Los dedos de Emmeline son largos y delgados, su piel fresca y seca al tacto.

—Lo mismo digo —me contesta, apretando mi mano con la cantidad justa de fuerza antes de bajar con gracia su brazo—. Gracias por venir hasta aquí para reunirte conmigo. Mi hermana estudia en el Conservatorio de Música de Brooklyn, así que me quedaré por aquí hasta mi vuelo de mañana por la mañana.

—No hay de qué. Gracias a ti por sacar tiempo para quedar conmigo —digo mientras nos sentamos a la mesa.

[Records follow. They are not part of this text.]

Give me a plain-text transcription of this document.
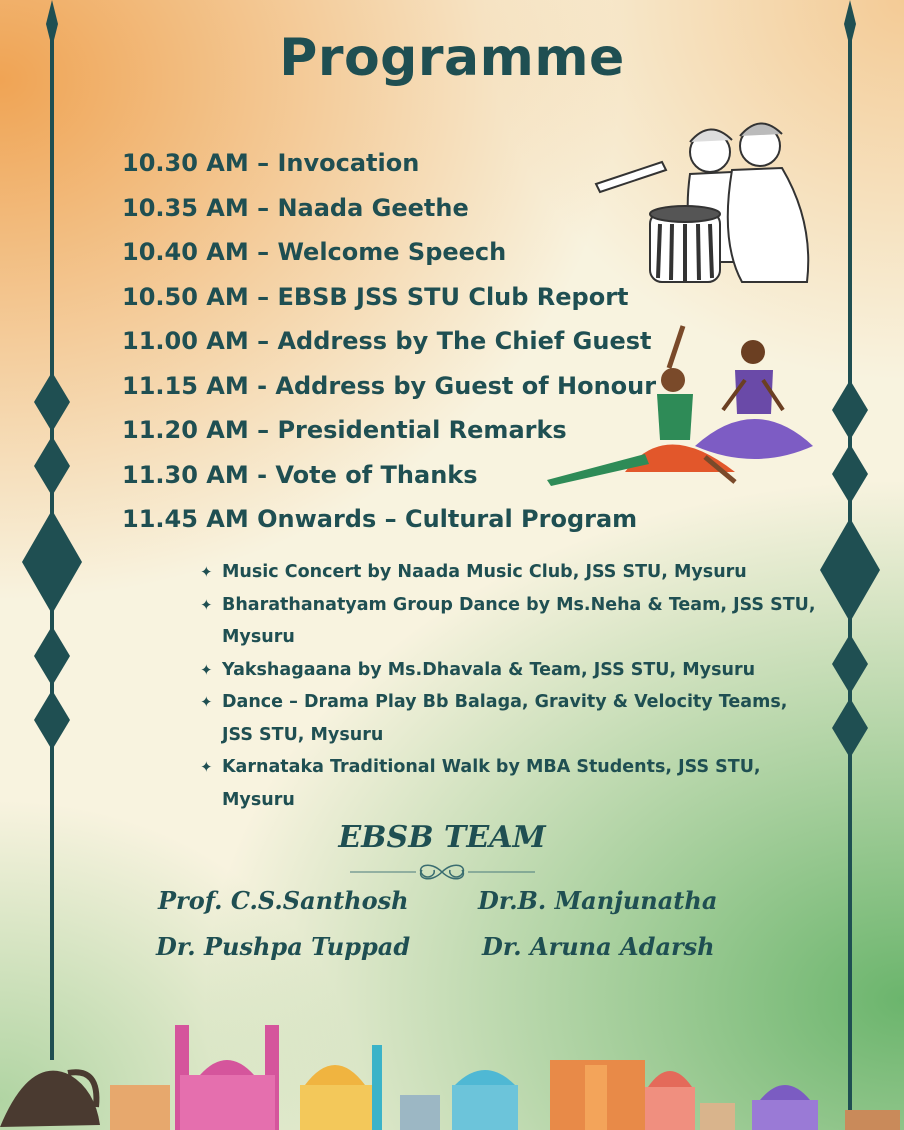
Programme
10.30 AM – Invocation
10.35 AM – Naada Geethe
10.40 AM – Welcome Speech
10.50 AM – EBSB JSS STU Club Report
11.00 AM – Address by The Chief Guest
11.15 AM - Address by Guest of Honour
11.20 AM – Presidential Remarks
11.30 AM - Vote of Thanks
11.45 AM Onwards – Cultural Program
✦ Music Concert by Naada Music Club, JSS STU, Mysuru
✦ Bharathanatyam Group Dance by Ms.Neha & Team, JSS STU,
Mysuru
✦ Yakshagaana by Ms.Dhavala & Team, JSS STU, Mysuru
✦ Dance – Drama Play Bb Balaga, Gravity & Velocity Teams,
JSS STU, Mysuru
✦ Karnataka Traditional Walk by MBA Students, JSS STU, Mysuru
EBSB TEAM
Prof. C.S.Santhosh	Dr.B. Manjunatha
Dr. Pushpa Tuppad	Dr. Aruna Adarsh
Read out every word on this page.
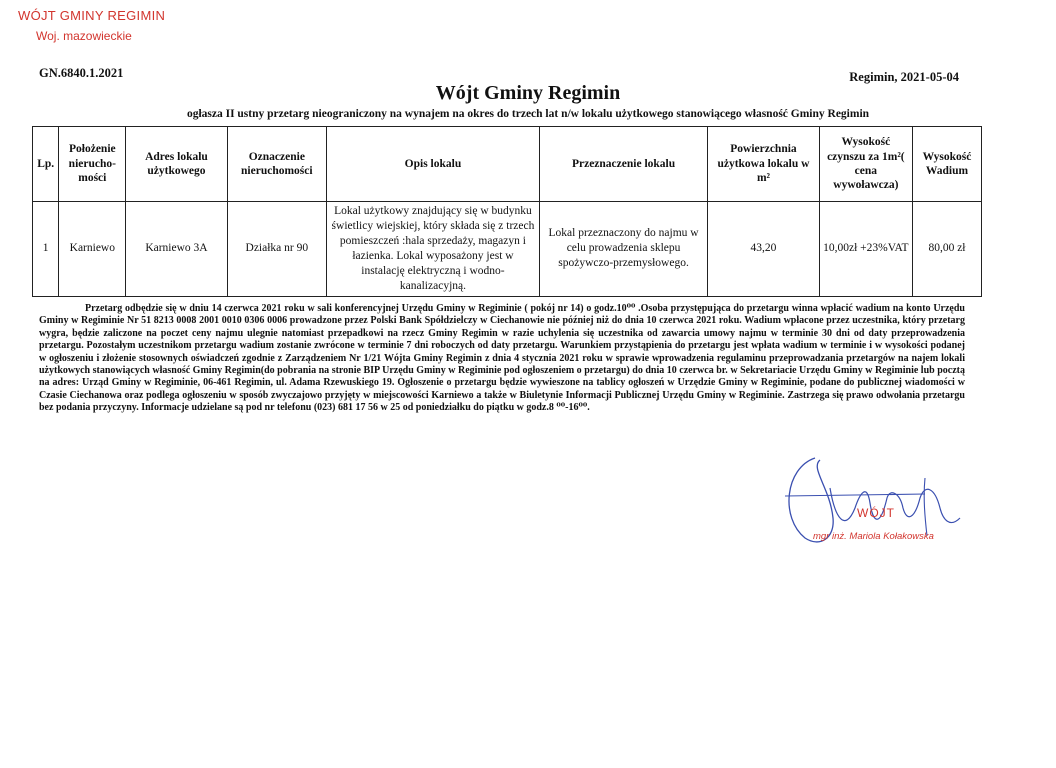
WÓJT GMINY REGIMIN
Woj. mazowieckie
GN.6840.1.2021	Regimin, 2021-05-04
Wójt Gminy Regimin
ogłasza II ustny przetarg nieograniczony na wynajem na okres do trzech lat n/w lokalu użytkowego stanowiącego własność Gminy Regimin
Lp.	Położenie nierucho-mości	Adres lokalu użytkowego	Oznaczenie nieruchomości	Opis lokalu	Przeznaczenie lokalu	Powierzchnia użytkowa lokalu w m²	Wysokość czynszu za 1m²( cena wywoławcza)	Wysokość Wadium
1	Karniewo	Karniewo 3A	Działka nr 90	Lokal użytkowy znajdujący się w budynku świetlicy wiejskiej, który składa się z trzech pomieszczeń :hala sprzedaży, magazyn i łazienka. Lokal wyposażony jest w instalację elektryczną i wodno-kanalizacyjną.	Lokal przeznaczony do najmu w celu prowadzenia sklepu spożywczo-przemysłowego.	43,20	10,00zł +23%VAT	80,00 zł
Przetarg odbędzie się w dniu 14 czerwca 2021 roku w sali konferencyjnej Urzędu Gminy w Regiminie ( pokój nr 14) o godz.10⁰⁰ .Osoba przystępująca do przetargu winna wpłacić wadium na konto Urzędu Gminy w Regiminie Nr 51 8213 0008 2001 0010 0306 0006 prowadzone przez Polski Bank Spółdzielczy w Ciechanowie nie później niż do dnia 10 czerwca 2021 roku. Wadium wpłacone przez uczestnika, który przetarg wygra, będzie zaliczone na poczet ceny najmu ulegnie natomiast przepadkowi na rzecz Gminy Regimin w razie uchylenia się uczestnika od zawarcia umowy najmu w terminie 30 dni od daty przeprowadzenia przetargu. Pozostałym uczestnikom przetargu wadium zostanie zwrócone w terminie 7 dni roboczych od daty przetargu. Warunkiem przystąpienia do przetargu jest wpłata wadium w terminie i w wysokości podanej w ogłoszeniu i złożenie stosownych oświadczeń zgodnie z Zarządzeniem Nr 1/21 Wójta Gminy Regimin z dnia 4 stycznia 2021 roku w sprawie wprowadzenia regulaminu przeprowadzania przetargów na najem lokali użytkowych stanowiących własność Gminy Regimin(do pobrania na stronie BIP Urzędu Gminy w Regiminie pod ogłoszeniem o przetargu) do dnia 10 czerwca br. w Sekretariacie Urzędu Gminy w Regiminie lub pocztą na adres: Urząd Gminy w Regiminie, 06-461 Regimin, ul. Adama Rzewuskiego 19. Ogłoszenie o przetargu będzie wywieszone na tablicy ogłoszeń w Urzędzie Gminy w Regiminie, podane do publicznej wiadomości w Czasie Ciechanowa oraz podlega ogłoszeniu w sposób zwyczajowo przyjęty w miejscowości Karniewo a także w Biuletynie Informacji Publicznej Urzędu Gminy w Regiminie. Zastrzega się prawo odwołania przetargu bez podania przyczyny. Informacje udzielane są pod nr telefonu (023) 681 17 56 w 25 od poniedziałku do piątku w godz.8 ⁰⁰-16⁰⁰.
WÓJT
mgr inż. Mariola Kołakowska
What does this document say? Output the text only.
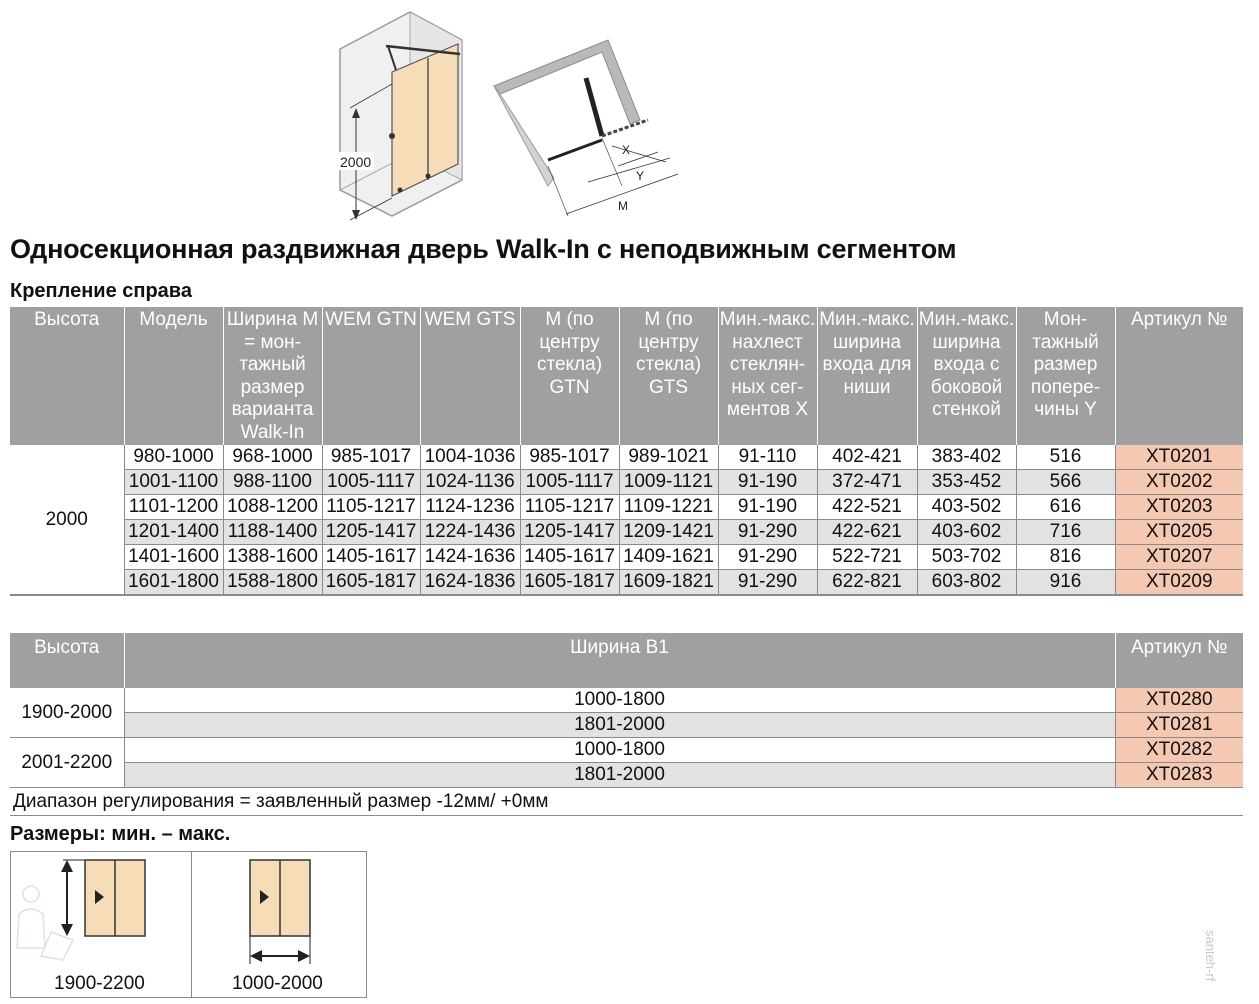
2000
X
Y
M
Односекционная раздвижная дверь Walk-In с неподвижным сегментом
Крепление справа
Высота	Модель	Ширина М = мон-тажный размер варианта Walk-In	WEM GTN	WEM GTS	М (по центру стекла) GTN	М (по центру стекла) GTS	Мин.-макс. нахлест стеклян-ных сег-ментов X	Мин.-макс. ширина входа для ниши	Мин.-макс. ширина входа с боковой стенкой	Мон-тажный размер попере-чины Y	Артикул №
2000	980-1000	968-1000	985-1017	1004-1036	985-1017	989-1021	91-110	402-421	383-402	516	XT0201
	1001-1100	988-1100	1005-1117	1024-1136	1005-1117	1009-1121	91-190	372-471	353-452	566	XT0202
	1101-1200	1088-1200	1105-1217	1124-1236	1105-1217	1109-1221	91-190	422-521	403-502	616	XT0203
	1201-1400	1188-1400	1205-1417	1224-1436	1205-1417	1209-1421	91-290	422-621	403-602	716	XT0205
	1401-1600	1388-1600	1405-1617	1424-1636	1405-1617	1409-1621	91-290	522-721	503-702	816	XT0207
	1601-1800	1588-1800	1605-1817	1624-1836	1605-1817	1609-1821	91-290	622-821	603-802	916	XT0209
Высота	Ширина B1	Артикул №
1900-2000	1000-1800	XT0280
	1801-2000	XT0281
2001-2200	1000-1800	XT0282
	1801-2000	XT0283
Диапазон регулирования = заявленный размер -12мм/ +0мм		
Размеры: мин. – макс.
1900-2200	1000-2000
santeh-rf
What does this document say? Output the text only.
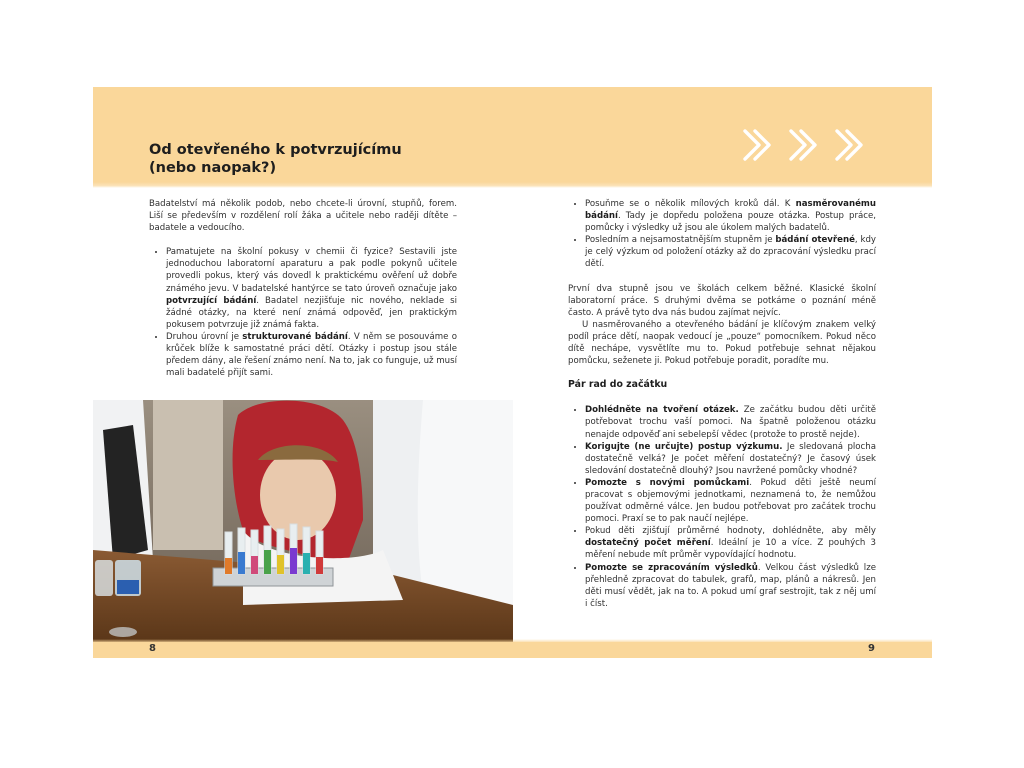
Od otevřeného k potvrzujícímu
(nebo naopak?)

Badatelství má několik podob, nebo chcete-li úrovní, stupňů, forem. Liší se především v rozdělení rolí žáka a učitele nebo raději dítěte – badatele a vedoucího.

• Pamatujete na školní pokusy v chemii či fyzice? Sestavili jste jednoduchou laboratorní aparaturu a pak podle pokynů učitele provedli pokus, který vás dovedl k praktickému ověření už dobře známého jevu. V badatelské hantýrce se tato úroveň označuje jako potvrzující bádání. Badatel nezjišťuje nic nového, neklade si žádné otázky, na které není známá odpověď, jen praktickým pokusem potvrzuje již známá fakta.
• Druhou úrovní je strukturované bádání. V něm se posouváme o krůček blíže k samostatné práci dětí. Otázky i postup jsou stále předem dány, ale řešení známo není. Na to, jak co funguje, už musí mali badatelé přijít sami.
• Posuňme se o několik mílových kroků dál. K nasměrovanému bádání. Tady je dopředu položena pouze otázka. Postup práce, pomůcky i výsledky už jsou ale úkolem malých badatelů.
• Posledním a nejsamostatnějším stupněm je bádání otevřené, kdy je celý výzkum od položení otázky až do zpracování výsledku prací dětí.

První dva stupně jsou ve školách celkem běžné. Klasické školní laboratorní práce. S druhými dvěma se potkáme o poznání méně často. A právě tyto dva nás budou zajímat nejvíc.

U nasměrovaného a otevřeného bádání je klíčovým znakem velký podíl práce dětí, naopak vedoucí je „pouze“ pomocníkem. Pokud něco dítě nechápe, vysvětlíte mu to. Pokud potřebuje sehnat nějakou pomůcku, seženete ji. Pokud potřebuje poradit, poradíte mu.

Pár rad do začátku
• Dohlédněte na tvoření otázek. Ze začátku budou děti určitě potřebovat trochu vaší pomoci. Na špatně položenou otázku nenajde odpověď ani sebelepší vědec (protože to prostě nejde).
• Korigujte (ne určujte) postup výzkumu. Je sledovaná plocha dostatečně velká? Je počet měření dostatečný? Je časový úsek sledování dostatečně dlouhý? Jsou navržené pomůcky vhodné?
• Pomozte s novými pomůckami. Pokud děti ještě neumí pracovat s objemovými jednotkami, neznamená to, že nemůžou používat odměrné válce. Jen budou potřebovat pro začátek trochu pomoci. Praxí se to pak naučí nejlépe.
• Pokud děti zjišťují průměrné hodnoty, dohlédněte, aby měly dostatečný počet měření. Ideální je 10 a více. Z pouhých 3 měření nebude mít průměr vypovídající hodnotu.
• Pomozte se zpracováním výsledků. Velkou část výsledků lze přehledně zpracovat do tabulek, grafů, map, plánů a nákresů. Jen děti musí vědět, jak na to. A pokud umí graf sestrojit, tak z něj umí i číst.
8	9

Durante los siguientes minutos, hablamos un poco y empezamos a conocernos. No le cuento nada sobre la confusión con Emma: no hay necesidad de que Emmeline piense que soy un completo idiota; pero sí le cuento que no he tenido ocasión de revisar el archivo que me ha enviado Victoria. Como esperaba, Emmeline le quita importancia a mis disculpas, diciendo que es mejor que podamos llegar a conocernos sin nociones preconcebidas. Sin embargo, es obvio que ella sí ha revisado su archivo sobre mí. Ella lo sabe todo sobre mí, desde mi Máster en Administración de empresas por Wharton hasta mi cargo actual como jefe de uno de los fondos de cobertura más importantes de la ciudad de Nueva York.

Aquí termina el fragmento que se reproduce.